Le féminisme au-delà de l’économie

L’émancipation des femmes ne se réduit pas à celle du travail prolétaire.

Jean-Marie Harribey  • 31 janvier 2018 abonné·es
Le féminisme au-delà de l’économie
© photo : MINT IMAGES

Saisissons ce temps de la dénonciation des agressions envers les femmes pour revenir sur une discussion inaboutie au sujet de leur exploitation spécifique dans le monde du travail. En France, le salaire féminin moyen à temps plein reste inférieur de 18,6 % au salaire masculin moyen [1]. Le fait est établi, mais l’écart ne se résorbe toujours pas. Il s’accompagne même d’une discrimination dans l’attribution des postes à responsabilité. C’est la première forme de surexploitation par rapport à l’exploitation « moyenne » des prolétaires.
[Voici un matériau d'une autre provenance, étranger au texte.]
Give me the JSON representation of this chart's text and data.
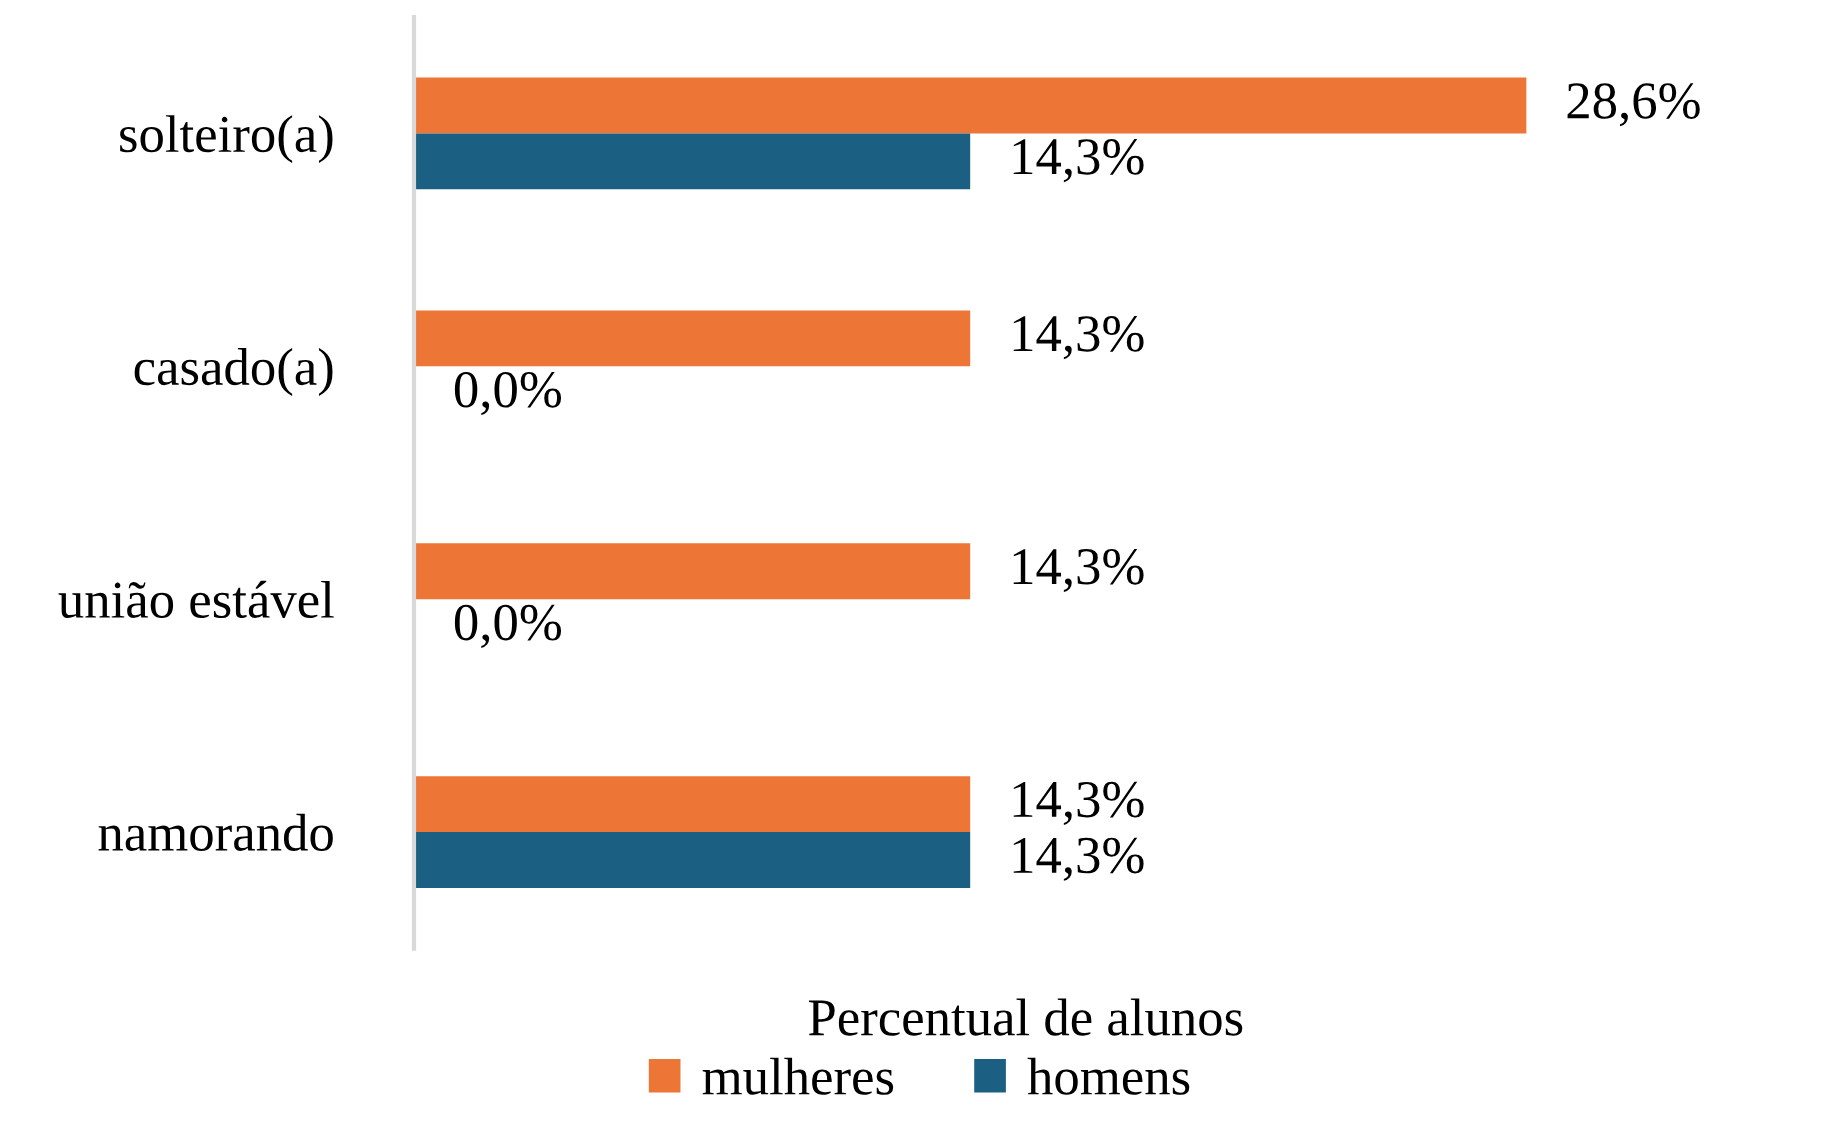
{
  "chart_data": {
    "type": "bar",
    "orientation": "horizontal",
    "xlabel": "Percentual de alunos",
    "categories": [
      "solteiro(a)",
      "casado(a)",
      "união estável",
      "namorando"
    ],
    "series": [
      {
        "name": "mulheres",
        "color": "#ed7535",
        "values": [
          28.6,
          14.3,
          14.3,
          14.3
        ],
        "value_labels": [
          "28,6%",
          "14,3%",
          "14,3%",
          "14,3%"
        ]
      },
      {
        "name": "homens",
        "color": "#1b6082",
        "values": [
          14.3,
          0.0,
          0.0,
          14.3
        ],
        "value_labels": [
          "14,3%",
          "0,0%",
          "0,0%",
          "14,3%"
        ]
      }
    ],
    "tick_labels": "y",
    "grid": false,
    "legend": "bottom"
  }
}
La conceptualisation du travail accompli par les femmes dans la sphère domestique est plus complexe. On ne dispose pas d’un concept équivalent à celui de Marx sur la plus-value extorquée par le capital à la force de travail. Et celui-ci n’est pas applicable au travail domestique. Sauf au second degré : cette charge ne produit pas de valeur marchande susceptible de valoriser le capital, mais le capitalisme bénéficie indirectement du fait que le travail domestique soit effectué gratuitement. Il participe ainsi à la reconstitution de la force de travail salariée. C’est en substance ce que livrait l’analyse marxiste traditionnelle. Mais celle-ci ne rend pas compte de la domination masculine, dont la marque la plus visible est l’absence durable de partage des tâches à la maison : en moyenne, 4 heures par jour pour les femmes contre 2 h 13 pour les hommes, même si l’écart se réduit depuis vingt-cinq ans [2]. En se référant à la sociologue Christine Delphy, une « théorie générale de l’exploitation » est-elle possible ? L’argument est qu’une situation d’exploitation doit être évaluée selon des normes morales, politiques, et non comme une réalité économique objective. Il ne suffit pas d’expliquer que les prolétaires travaillent plus longtemps que le temps nécessaire à produire l’équivalent de leur salaire. Il faut se demander : pourquoi le font-ils ? Parce qu’ils ne peuvent pas faire autrement : le temps de travail journalier de travail est fixé par l’employeur, au mieux encadré par la loi. L’exploitation est donc un « vol » ou l’« extorsion de travail gratuit [3] », et le travail domestique relèverait du concept d’exploitation, même s’il ne produit pas de plus-value.

Cette thèse est paradoxale. Elle soutient que le concept de plus-value ne peut être appliqué à toute exploitation, mais celui-ci ne prétend pas expliquer autre chose que l’exploitation capitaliste. Cette thèse fait des femmes une classe sociale à part entière parce qu’elle enracine l’exploitation domestique dans un « mode de production patriarcal », ce par le biais du rapport social fondé sur la gratuité dont bénéficient les hommes, mais elle rejette une objectivation de type économique. Ces paradoxes illustrent la difficulté de spécifier l’exploitation des femmes, qui ne se réduit pas à l’exploitation capitaliste, tout en gardant la théorie de la plus-value pour analyser cette dernière. L’émancipation des femmes ne se réduit donc pas à celle du travail prolétaire. L’analyse peut alors être élargie à l’ensemble de la transformation sociale. L’abolition des rapports capitalistes est une condition nécessaire mais non suffisante : simultanément, le pouvoir doit être partagé et le patriarcat ainsi que le productivisme doivent être dépassés. L’émancipation humaine est à ce prix.

[1] Observatoire des inégalités, 2017.

[2] « Insee-Résultats », Layla Ricroch, 2012.

[3] Pour une théorie générale de l’exploitation, Christine Delphy, Syllepse, 2015, p. 99.